If an entity does not comply with one of the obligations included in the Bill, it will be deemed to be an interference with the privacy of an individual for the purposes of the Privacy Act.  The Commissioner will be able to use its existing powers to investigate, make determinations and provide remedies, including ordering civil penalties of up to $1.8 million where there has been a serious or repeated non-compliance.

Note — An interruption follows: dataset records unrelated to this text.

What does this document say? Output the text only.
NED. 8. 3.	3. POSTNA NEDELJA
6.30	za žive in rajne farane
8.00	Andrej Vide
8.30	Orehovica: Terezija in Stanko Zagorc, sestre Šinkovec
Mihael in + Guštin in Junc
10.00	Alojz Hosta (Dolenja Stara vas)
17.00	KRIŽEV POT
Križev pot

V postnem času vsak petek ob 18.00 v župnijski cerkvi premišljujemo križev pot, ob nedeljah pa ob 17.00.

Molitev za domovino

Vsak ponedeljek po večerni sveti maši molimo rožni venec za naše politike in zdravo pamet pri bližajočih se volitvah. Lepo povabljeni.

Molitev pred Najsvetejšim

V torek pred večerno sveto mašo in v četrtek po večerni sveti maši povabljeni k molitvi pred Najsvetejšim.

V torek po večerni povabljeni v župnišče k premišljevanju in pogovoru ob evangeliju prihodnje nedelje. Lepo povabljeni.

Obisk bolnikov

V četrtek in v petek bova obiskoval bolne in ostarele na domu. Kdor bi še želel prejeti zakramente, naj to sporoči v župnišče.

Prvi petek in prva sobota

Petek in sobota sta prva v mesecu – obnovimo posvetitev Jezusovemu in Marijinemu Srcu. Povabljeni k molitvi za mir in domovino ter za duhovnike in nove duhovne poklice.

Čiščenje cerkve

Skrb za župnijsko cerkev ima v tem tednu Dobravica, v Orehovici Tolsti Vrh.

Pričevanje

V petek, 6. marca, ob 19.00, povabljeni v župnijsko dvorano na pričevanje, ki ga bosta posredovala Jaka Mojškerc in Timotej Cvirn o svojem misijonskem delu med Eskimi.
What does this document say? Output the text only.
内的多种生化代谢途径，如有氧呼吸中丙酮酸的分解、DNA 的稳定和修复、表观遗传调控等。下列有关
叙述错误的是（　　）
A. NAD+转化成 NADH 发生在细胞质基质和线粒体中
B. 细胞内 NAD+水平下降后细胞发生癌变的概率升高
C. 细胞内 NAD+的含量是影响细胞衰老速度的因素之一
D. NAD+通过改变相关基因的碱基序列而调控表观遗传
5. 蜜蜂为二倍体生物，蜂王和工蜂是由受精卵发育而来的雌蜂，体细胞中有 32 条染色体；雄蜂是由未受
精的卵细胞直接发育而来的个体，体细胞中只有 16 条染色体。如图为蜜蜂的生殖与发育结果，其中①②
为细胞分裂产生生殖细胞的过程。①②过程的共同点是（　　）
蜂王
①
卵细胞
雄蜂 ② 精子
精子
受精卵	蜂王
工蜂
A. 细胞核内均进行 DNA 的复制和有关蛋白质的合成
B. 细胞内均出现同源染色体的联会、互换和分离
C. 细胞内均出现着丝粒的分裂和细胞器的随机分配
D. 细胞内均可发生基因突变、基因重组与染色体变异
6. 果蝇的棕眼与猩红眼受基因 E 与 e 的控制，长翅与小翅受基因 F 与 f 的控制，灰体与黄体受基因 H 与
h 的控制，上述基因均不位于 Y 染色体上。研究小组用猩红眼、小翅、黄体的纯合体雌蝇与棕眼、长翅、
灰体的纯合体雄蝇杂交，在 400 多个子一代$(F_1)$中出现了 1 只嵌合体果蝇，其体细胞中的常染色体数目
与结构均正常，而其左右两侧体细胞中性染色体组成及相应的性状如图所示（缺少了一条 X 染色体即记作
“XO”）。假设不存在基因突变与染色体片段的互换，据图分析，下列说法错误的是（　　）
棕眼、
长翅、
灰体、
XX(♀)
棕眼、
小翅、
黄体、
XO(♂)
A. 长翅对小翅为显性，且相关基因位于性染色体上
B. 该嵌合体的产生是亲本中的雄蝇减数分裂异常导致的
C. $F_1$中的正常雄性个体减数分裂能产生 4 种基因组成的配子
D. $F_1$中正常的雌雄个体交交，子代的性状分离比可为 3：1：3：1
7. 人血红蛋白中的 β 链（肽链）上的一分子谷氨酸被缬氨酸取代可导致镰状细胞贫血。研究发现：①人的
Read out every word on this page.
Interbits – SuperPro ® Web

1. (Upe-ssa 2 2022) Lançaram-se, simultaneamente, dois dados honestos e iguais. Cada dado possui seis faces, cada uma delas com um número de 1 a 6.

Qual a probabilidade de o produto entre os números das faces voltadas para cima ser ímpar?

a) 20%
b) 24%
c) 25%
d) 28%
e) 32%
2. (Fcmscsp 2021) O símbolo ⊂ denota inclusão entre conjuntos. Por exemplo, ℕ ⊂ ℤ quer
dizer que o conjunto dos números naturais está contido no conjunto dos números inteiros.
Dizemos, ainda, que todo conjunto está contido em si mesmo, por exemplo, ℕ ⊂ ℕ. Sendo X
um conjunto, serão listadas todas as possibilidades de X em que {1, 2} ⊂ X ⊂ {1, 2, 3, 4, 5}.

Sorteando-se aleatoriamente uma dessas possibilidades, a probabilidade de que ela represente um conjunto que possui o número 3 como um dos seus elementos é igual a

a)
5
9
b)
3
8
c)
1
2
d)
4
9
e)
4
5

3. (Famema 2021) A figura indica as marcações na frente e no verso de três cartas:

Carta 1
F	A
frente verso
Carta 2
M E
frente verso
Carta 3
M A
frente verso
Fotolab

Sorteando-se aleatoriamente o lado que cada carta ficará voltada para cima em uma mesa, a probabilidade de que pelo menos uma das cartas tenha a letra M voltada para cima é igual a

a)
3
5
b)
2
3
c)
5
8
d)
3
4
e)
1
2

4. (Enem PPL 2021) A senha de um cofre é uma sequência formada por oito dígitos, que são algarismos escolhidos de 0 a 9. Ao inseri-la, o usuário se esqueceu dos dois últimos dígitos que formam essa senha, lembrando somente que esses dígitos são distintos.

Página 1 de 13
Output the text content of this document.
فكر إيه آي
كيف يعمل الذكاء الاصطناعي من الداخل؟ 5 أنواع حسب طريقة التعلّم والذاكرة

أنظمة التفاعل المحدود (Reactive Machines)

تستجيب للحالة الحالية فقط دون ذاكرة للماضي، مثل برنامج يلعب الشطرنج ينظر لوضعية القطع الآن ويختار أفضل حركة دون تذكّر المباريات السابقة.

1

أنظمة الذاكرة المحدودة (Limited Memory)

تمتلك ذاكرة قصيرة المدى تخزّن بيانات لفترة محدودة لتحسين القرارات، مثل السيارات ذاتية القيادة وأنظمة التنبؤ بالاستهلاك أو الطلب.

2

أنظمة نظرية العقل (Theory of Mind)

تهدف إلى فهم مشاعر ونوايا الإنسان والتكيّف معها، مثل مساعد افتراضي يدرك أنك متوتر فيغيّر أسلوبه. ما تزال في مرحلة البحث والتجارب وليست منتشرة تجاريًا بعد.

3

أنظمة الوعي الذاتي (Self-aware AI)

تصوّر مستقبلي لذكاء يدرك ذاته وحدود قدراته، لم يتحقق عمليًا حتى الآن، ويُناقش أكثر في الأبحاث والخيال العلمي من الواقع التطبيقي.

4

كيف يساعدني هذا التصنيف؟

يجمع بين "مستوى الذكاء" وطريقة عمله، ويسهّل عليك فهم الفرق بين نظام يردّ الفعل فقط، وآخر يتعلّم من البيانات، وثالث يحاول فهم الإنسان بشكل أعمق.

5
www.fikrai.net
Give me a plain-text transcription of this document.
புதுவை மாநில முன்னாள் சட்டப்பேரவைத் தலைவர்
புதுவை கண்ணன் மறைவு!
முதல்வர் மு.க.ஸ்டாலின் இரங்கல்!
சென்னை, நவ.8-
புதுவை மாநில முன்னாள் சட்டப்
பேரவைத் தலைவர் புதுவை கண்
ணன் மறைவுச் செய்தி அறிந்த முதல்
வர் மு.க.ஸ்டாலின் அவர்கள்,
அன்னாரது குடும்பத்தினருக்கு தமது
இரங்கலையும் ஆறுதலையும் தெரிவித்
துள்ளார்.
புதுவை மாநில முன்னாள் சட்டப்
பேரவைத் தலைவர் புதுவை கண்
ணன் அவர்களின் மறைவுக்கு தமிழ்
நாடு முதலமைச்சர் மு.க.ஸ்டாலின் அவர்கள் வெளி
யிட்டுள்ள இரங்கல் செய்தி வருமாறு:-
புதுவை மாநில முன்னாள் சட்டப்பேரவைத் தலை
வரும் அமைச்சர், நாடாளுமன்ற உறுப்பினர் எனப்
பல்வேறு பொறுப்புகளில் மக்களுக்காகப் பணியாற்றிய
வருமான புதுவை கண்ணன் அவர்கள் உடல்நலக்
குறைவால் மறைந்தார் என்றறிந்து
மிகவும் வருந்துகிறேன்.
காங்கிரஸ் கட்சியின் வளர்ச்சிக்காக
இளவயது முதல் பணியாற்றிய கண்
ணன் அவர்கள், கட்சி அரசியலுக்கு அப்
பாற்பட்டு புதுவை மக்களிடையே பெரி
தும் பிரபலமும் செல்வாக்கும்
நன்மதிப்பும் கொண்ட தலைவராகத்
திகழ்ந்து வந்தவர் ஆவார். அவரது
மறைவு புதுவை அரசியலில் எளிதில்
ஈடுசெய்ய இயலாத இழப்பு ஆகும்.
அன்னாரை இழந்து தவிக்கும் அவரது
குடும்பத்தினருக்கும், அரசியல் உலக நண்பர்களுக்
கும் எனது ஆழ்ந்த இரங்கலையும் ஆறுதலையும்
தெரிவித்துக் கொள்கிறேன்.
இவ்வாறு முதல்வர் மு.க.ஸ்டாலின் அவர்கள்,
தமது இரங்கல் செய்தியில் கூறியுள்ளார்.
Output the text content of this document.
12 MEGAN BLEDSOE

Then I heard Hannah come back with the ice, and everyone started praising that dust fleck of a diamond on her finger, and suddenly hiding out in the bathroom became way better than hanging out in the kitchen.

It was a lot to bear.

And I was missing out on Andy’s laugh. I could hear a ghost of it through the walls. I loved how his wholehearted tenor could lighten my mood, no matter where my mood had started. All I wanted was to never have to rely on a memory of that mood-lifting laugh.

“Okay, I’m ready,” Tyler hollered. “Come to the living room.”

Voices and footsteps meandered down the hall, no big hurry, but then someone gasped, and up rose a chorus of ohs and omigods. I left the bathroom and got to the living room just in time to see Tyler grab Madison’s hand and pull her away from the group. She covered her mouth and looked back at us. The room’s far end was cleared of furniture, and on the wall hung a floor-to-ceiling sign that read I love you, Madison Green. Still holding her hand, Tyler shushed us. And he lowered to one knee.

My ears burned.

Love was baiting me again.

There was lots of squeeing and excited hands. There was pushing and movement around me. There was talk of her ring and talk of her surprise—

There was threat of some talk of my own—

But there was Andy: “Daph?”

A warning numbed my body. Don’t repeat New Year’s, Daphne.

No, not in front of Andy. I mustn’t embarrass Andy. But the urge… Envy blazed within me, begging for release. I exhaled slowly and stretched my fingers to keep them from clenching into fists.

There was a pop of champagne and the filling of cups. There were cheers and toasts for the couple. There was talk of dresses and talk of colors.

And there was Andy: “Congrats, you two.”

A mandatory data breach notification scheme is intended to provide confidence to Australians that, in the event of a data breach, they will be notified and able to take steps to mitigate any possible damage, such as changing passwords or cancelling compromised credit cards.  It remains to be seen whether the public will agree that the Bill achieves this outcome, and the scope of any changes that may be made to the Bill before it is introduced to Parliament as a result of the current public consultation process.  Some may consider that the Bill does not go far enough, for example by exempting small business operators (who may potentially hold significant amounts of personal and sensitive information), or by allowing 30 days to assess whether it is necessary to issue a notification about a suspected breach (by which time a significant amount of harm may already have taken place).  Others may say that the Bill imposes an undue cost on businesses and therefore goes too far.  If you would like to have your say one way or the other, submissions on the exposure draft of the Bill close on 4 March 2016.